Enviado: 4/9/2011 23:44
Elias Escreveu:Bem, a economia real não depende assim tanto da bolsa para poder sofrer directamente com o HFT, ou depende?
Claro que depende!
Os mercados decidem em grande medida para onde vai o dinheiro e quais as empresas que sobrevivem, entre outros exemplos.
Já agora, dá uma olhada nisto (o tema é ali a "Grande Depressão") pois tem tudo que ver com a relação entre mercados e economia real:
Disparities in wealth and income
Two economists of the 1920s, Waddill Catchings and William Trufant Foster, popularized a theory that influenced many policy makers, including Herbert Hoover, Henry A. Wallace, Paul Douglas, and Marriner Eccles. It held that the economy produced more than it consumed, because the consumers did not have enough income. Thus the unequal distribution of wealth throughout the 1920s caused the Great Depression.[26][27]
According to this view, wages increased at a rate lower than productivity increases. Most of the benefit of the increased productivity went into profits, which went into the stock market bubble rather than into consumer purchases. Say's law no longer operated in this model (an idea picked up by Keynes).
As long as corporations had continued to expand their capital facilities (their factories, warehouses, heavy equipment, and other investments), the economy had flourished. Under pressure from the Coolidge administration and from business, the Federal Reserve Board kept the discount rate low, encouraging high (and excessive) investment. By the end of the 1920s, however, capital investments had created more plant space than could be profitably used, and factories were producing more than consumers could purchase.

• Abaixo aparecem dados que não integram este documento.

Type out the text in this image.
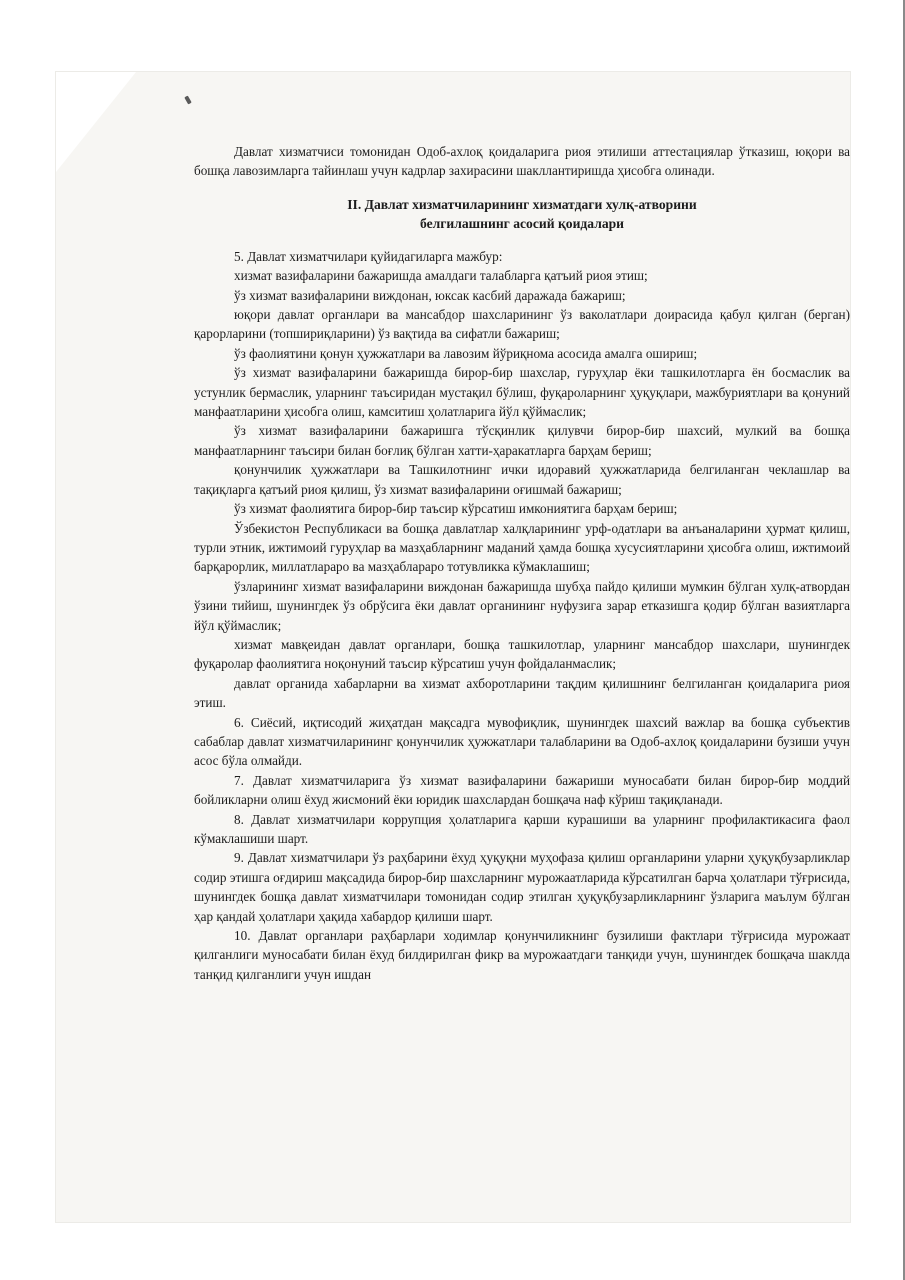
Давлат хизматчиси томонидан Одоб-ахлоқ қоидаларига риоя этилиши аттестациялар ўтказиш, юқори ва бошқа лавозимларга тайинлаш учун кадрлар захирасини шакллантиришда ҳисобга олинади.

II. Давлат хизматчиларининг хизматдаги хулқ-атворини
белгилашнинг асосий қоидалари

5. Давлат хизматчилари қуйидагиларга мажбур:

хизмат вазифаларини бажаришда амалдаги талабларга қатъий риоя этиш;

ўз хизмат вазифаларини виждонан, юксак касбий даражада бажариш;

юқори давлат органлари ва мансабдор шахсларининг ўз ваколатлари доирасида қабул қилган (берган) қарорларини (топшириқларини) ўз вақтида ва сифатли бажариш;

ўз фаолиятини қонун ҳужжатлари ва лавозим йўриқнома асосида амалга ошириш;

ўз хизмат вазифаларини бажаришда бирор-бир шахслар, гуруҳлар ёки ташкилотларга ён босмаслик ва устунлик бермаслик, уларнинг таъсиридан мустақил бўлиш, фуқароларнинг ҳуқуқлари, мажбуриятлари ва қонуний манфаатларини ҳисобга олиш, камситиш ҳолатларига йўл қўймаслик;

ўз хизмат вазифаларини бажаришга тўсқинлик қилувчи бирор-бир шахсий, мулкий ва бошқа манфаатларнинг таъсири билан боғлиқ бўлган хатти-ҳаракатларга барҳам бериш;

қонунчилик ҳужжатлари ва Ташкилотнинг ички идоравий ҳужжатларида белгиланган чеклашлар ва тақиқларга қатъий риоя қилиш, ўз хизмат вазифаларини оғишмай бажариш;

ўз хизмат фаолиятига бирор-бир таъсир кўрсатиш имкониятига барҳам бериш;

Ўзбекистон Республикаси ва бошқа давлатлар халқларининг урф-одатлари ва анъаналарини ҳурмат қилиш, турли этник, ижтимоий гуруҳлар ва мазҳабларнинг маданий ҳамда бошқа хусусиятларини ҳисобга олиш, ижтимоий барқарорлик, миллатлараро ва мазҳаблараро тотувликка кўмаклашиш;

ўзларининг хизмат вазифаларини виждонан бажаришда шубҳа пайдо қилиши мумкин бўлган хулқ-атвордан ўзини тийиш, шунингдек ўз обрўсига ёки давлат органининг нуфузига зарар етказишга қодир бўлган вазиятларга йўл қўймаслик;

хизмат мавқеидан давлат органлари, бошқа ташкилотлар, уларнинг мансабдор шахслари, шунингдек фуқаролар фаолиятига ноқонуний таъсир кўрсатиш учун фойдаланмаслик;

давлат органида хабарларни ва хизмат ахборотларини тақдим қилишнинг белгиланган қоидаларига риоя этиш.

6. Сиёсий, иқтисодий жиҳатдан мақсадга мувофиқлик, шунингдек шахсий важлар ва бошқа субъектив сабаблар давлат хизматчиларининг қонунчилик ҳужжатлари талабларини ва Одоб-ахлоқ қоидаларини бузиши учун асос бўла олмайди.

7. Давлат хизматчиларига ўз хизмат вазифаларини бажариши муносабати билан бирор-бир моддий бойликларни олиш ёхуд жисмоний ёки юридик шахслардан бошқача наф кўриш тақиқланади.

8. Давлат хизматчилари коррупция ҳолатларига қарши курашиши ва уларнинг профилактикасига фаол кўмаклашиши шарт.

9. Давлат хизматчилари ўз раҳбарини ёхуд ҳуқуқни муҳофаза қилиш органларини уларни ҳуқуқбузарликлар содир этишга оғдириш мақсадида бирор-бир шахсларнинг мурожаатларида кўрсатилган барча ҳолатлари тўғрисида, шунингдек бошқа давлат хизматчилари томонидан содир этилган ҳуқуқбузарликларнинг ўзларига маълум бўлган ҳар қандай ҳолатлари ҳақида хабардор қилиши шарт.

10. Давлат органлари раҳбарлари ходимлар қонунчиликнинг бузилиши фактлари тўғрисида мурожаат қилганлиги муносабати билан ёхуд билдирилган фикр ва мурожаатдаги танқиди учун, шунингдек бошқача шаклда танқид қилганлиги учун ишдан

According to this view, the root cause of the Great Depression was a global overinvestment in heavy industry capacity compared to wages and earnings from independent businesses, such as farms. The solution was the government must pump money into consumers' pockets. That is, it must redistribute purchasing power, maintain the industrial base, but reinflate prices and wages to force as much of the inflationary increase in purchasing power into consumer spending. The economy was overbuilt, and new factories were not needed. Foster and Catchings recommended[28] federal and state governments start large construction projects, a program followed by Hoover and Roosevelt.